Audiophile-grade: For testing these audio pieces we got the ASUS Xonar Essence One headphone DAC and amp. Since we didn’t know which headphones will find their way into the test, we were expecting high impedance sets that are really difficult to drive. Secondly, we wanted the equipment to be as neutral as possible and both the Essence One and STX (our backup) are supposed to be as neutral as you can get in that price range. We did not use bit perfect or any software or hardware level up sampling. The other part of the puzzle was getting the right test tracks of the highest possible quality. Of course we used only fully uncompressed WAV files or tracks encoded in lossless FLAC. The sampling rate was mostly 44.1 kHz but we did have a few 192 kHz tones as well. But limited to non-optical primary source we kept the DAC by default to 44.1 kHz. As for track selection we used a series of tracks (some of which we’ve been using for years now) to test specific attributes such as stereo separation, vocal tonality, detail (when instrument density is high). As most of you know, we have a penchant for guitar driven music, but for this test we’ve diversified our genres. Apart from these performance tests the build, comfort and features were rated. Longer, woven cables for instance got a better score. We didn’t score attributes such as isolation, or the ability to fold the headphones as they don’t take away from the listening experience.
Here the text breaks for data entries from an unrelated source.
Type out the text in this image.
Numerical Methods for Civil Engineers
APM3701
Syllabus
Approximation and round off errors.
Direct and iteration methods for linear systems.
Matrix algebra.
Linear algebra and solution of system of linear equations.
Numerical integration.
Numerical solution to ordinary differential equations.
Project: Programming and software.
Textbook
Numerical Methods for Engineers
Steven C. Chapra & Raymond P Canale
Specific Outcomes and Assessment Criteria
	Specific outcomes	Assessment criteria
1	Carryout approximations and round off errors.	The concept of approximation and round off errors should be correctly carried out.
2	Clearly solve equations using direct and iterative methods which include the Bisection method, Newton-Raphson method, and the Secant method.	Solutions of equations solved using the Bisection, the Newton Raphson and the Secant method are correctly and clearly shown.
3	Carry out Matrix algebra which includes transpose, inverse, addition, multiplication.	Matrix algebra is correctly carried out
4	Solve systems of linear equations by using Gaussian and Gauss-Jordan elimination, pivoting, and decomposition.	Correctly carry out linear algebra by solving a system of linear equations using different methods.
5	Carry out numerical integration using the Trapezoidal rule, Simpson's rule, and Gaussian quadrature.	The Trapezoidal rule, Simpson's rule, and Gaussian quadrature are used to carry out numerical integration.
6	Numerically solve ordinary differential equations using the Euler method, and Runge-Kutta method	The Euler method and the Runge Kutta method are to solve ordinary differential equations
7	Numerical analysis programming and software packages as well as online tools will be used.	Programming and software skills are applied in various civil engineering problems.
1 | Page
Wireless portable: To be honest, the wireless portable category formed as a matter of chance. We sent out requests for audiophile grade headphones and since many brands sent us wireless sets we decided to club them in. Unfortunately since most of these headphones didn’t have aux inputs our amp was rendered useless. We had to depend on low fidelity Bluetooth, which was in fact a realistic use case test. The rest was same except points were given for the ability to fold and wireless range.